Uit de wet volgt dat ex-echtgenoten gedurende (meestal) 12 jaren onderhoudsplichtig tegenover elkaar zijn. Bij het vaststellen van de hoogte van de alimentatie wordt uitgegaan van het inkomen dat de ex-echtgenoten zich in redelijkheid kunnen verwerven. Dat geldt ook voor de alimentatieplichtige DGA. In hoeverre verschilt het berekenen van de alimentatie die de DGA kan betalen ten opzichte van de alimentatie die een werknemer kan betalen en wat zijn de uitgangspunten? Onderstaand beperk ik mij tot de partneralimentatie, waarbij gemakshalve de alimentatieplichtige de man is en de alimentatiegerechtigde de vrouw.

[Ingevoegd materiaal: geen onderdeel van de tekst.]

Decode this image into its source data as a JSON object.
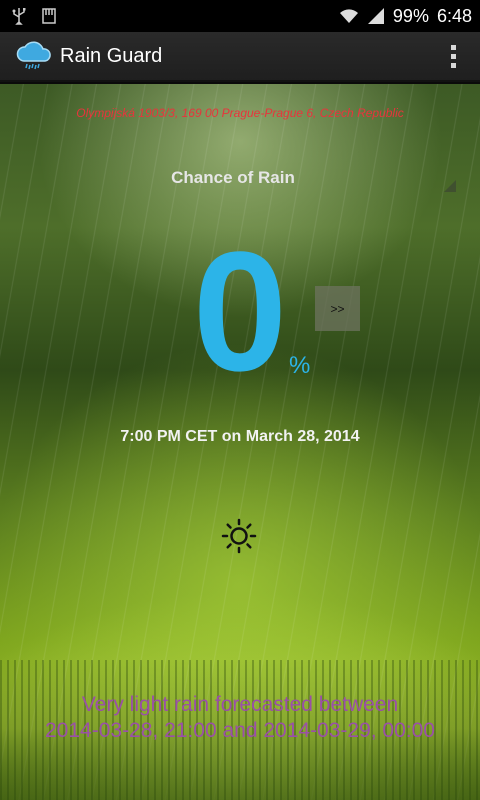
{
  "status_bar": {
    "battery": "99%",
    "time": "6:48"
  },
  "action_bar": {
    "title": "Rain Guard",
    "app_icon": "cloud-rain-icon",
    "menu_icon": "overflow-menu-icon"
  },
  "main": {
    "address": "Olympijská 1903/3, 169 00 Prague-Prague 6, Czech Republic",
    "label": "Chance of Rain",
    "chance_value": "0",
    "percent_sign": "%",
    "next_button_label": ">>",
    "time_text": "7:00 PM CET on March 28, 2014",
    "weather_icon": "sun-icon",
    "forecast_line1": "Very light rain forecasted between",
    "forecast_line2": "2014-03-28, 21:00 and 2014-03-29, 00:00"
  },
  "colors": {
    "accent_blue": "#2cb4e8",
    "address_red": "#e8343c",
    "forecast_purple": "#9a4fa8"
  }
}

Voordat de hoogte van de partneralimentatie kan worden vastgesteld, moet eerst de behoefte van de vrouw worden vastgesteld. Bij een werknemer is het inkomen op het moment dat de echtgenoten uit elkaar gaan bepalend voor de hoogte van de behoefte. Bij de DGA ligt dat complexer. Er wordt vaak gezegd dat de resultaten in de drie jaren voorafgaand aan de scheiding bepalend zijn voor de hoogte van de behoefte. Niets is minder waar. Het resultaat van de onderneming kan jaarlijks (aanzienlijk) verschillen. Door uit te gaan van een langere periode dan drie jaren, kan een zuiverder gemiddelde worden bepaald. Het gaat daarbij niet alleen om het inkomen dat de DGA zichzelf heeft gegeven, maar ook om de winstuitkeringen en de opnames uit rekening-courant. De inkomsten van de man en de vrouw bij elkaar zijn in beginsel bepalend voor de welstand waarin de echtgenoten tijdens het huwelijk hebben geleefd, en daarmee de behoefte van de vrouw. Door de inkomsten van de vrouw af te trekken van haar behoefte, kan de hoogte van de benodigde partneralimentatie worden berekend.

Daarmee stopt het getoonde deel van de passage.